- 1723 Okunma
- 11 Yorum
- 0 Beğeni
Siyasetin Kirli Yüzü
Seçim yaklaşıyor. Ortalık toz duman vaziyette.
Deniz ile dağ arasına sıkışmış ilçenin eli yüzü düzgün tek caddesi, resmen güneş görmez durumda günlerdir. Çevre düzenlemesi adı altında kesilen kocaman çınar ağaçlarının yerine dikilen ve adını sanını bilmediğim enteresan fidanların seyrek yaprakları, fotosentez için gerekli olan güneş ışığına ulaşmakta güçlük çekiyorlar.
Bu günlerde, yolunu, zamanını şaşıran ve Mayıs sonlarında ancak arz-ı endam gösteren Nisan yağmurlarının seyrek ve kalın damlaları dahi, kendini bağrına basmak için kollarını açmış bekleyen toprağa ulaşabilmek için inanılmaz bir gayret içindeler.
Göz alıcı bir renk cümbüşü. HDP hariç, tüm partilerin flamaları kucak kucağa, omuz omuza.Kırmızılar, beyazlar, maviler, turuncular, morlar, yeşiller…Ufaklı büyüklü binlerce bayrak. Enteresan slogan cümleleri arasından en güzel tebessümleri ile poz vermiş müstakbel vekiller.
Kulakları sağır eden ses düzenleri eşliğinde , bağıra çağıra cirit atan propaganda araçları… Çeşit çeşit konvoylar. Otomobil konvoyu, minibüs konvoyu, otobüs konvoyu, hatta ve hatta tır konvoyu… Kafayı yemiş resmen millet vallahi. Bu kadar israf, bu kadar gayret, bu kadar masraf…

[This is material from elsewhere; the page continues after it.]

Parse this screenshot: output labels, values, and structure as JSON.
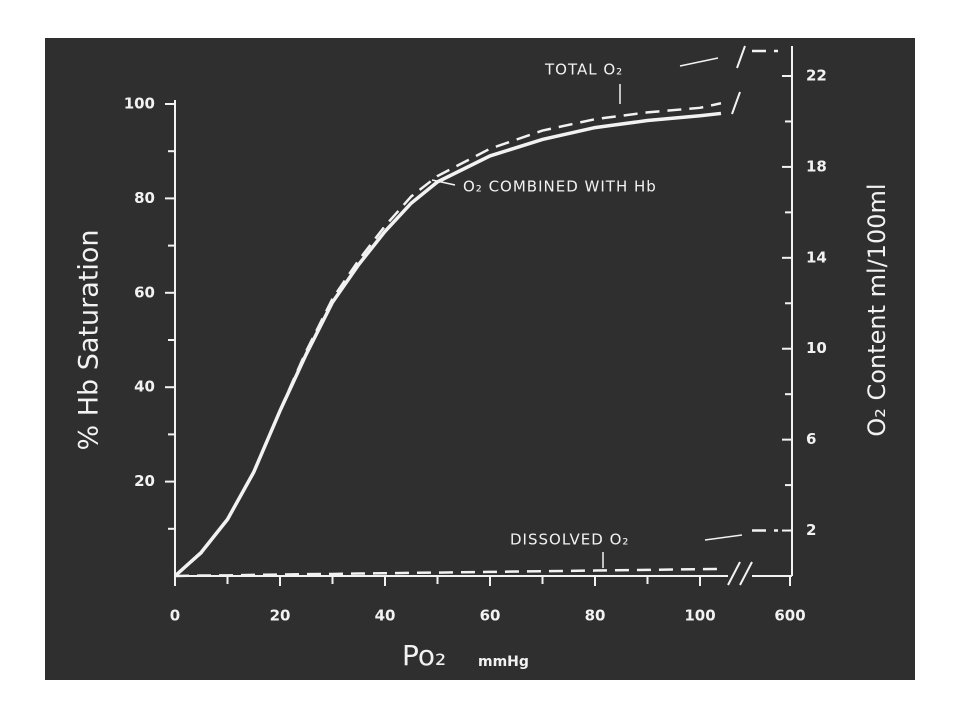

Çok iş yeri değiştirmek ve son zamanlarda da yurt dışında ekmek kovalamak nedeni ile, ne oy kullanmak, ne de bu seçim kampanyalarını çıplak gözle takip etme fırsatım olmamıştı. Memleketten ayrılalı 35 yıl olmuş, buraların siyasi esintilerini tamamen unutmuşum.
1980 öncesi, inanılmaz bir kamplaşma vardı ülkede. Particilik, babadan oğula miras kalır, aynı siyasi görüşte olmayanlarla kız alışverişi dahi yapılmazdı. Kız istemeğe gittiğinizde ilk sorulan soru, ‘’Oğlunuz ne işle meşguldür?’’ değildi. ’’Oğlunuz hangi partiye mensuptur?’’ sorusuydu. Kurulan dostluklar, arkadaşlıklar, oturulan kahvehaneler, hatta alışveriş yapılan iş yerleri, hep bu siyasi görüş yönünde şekillenirdi.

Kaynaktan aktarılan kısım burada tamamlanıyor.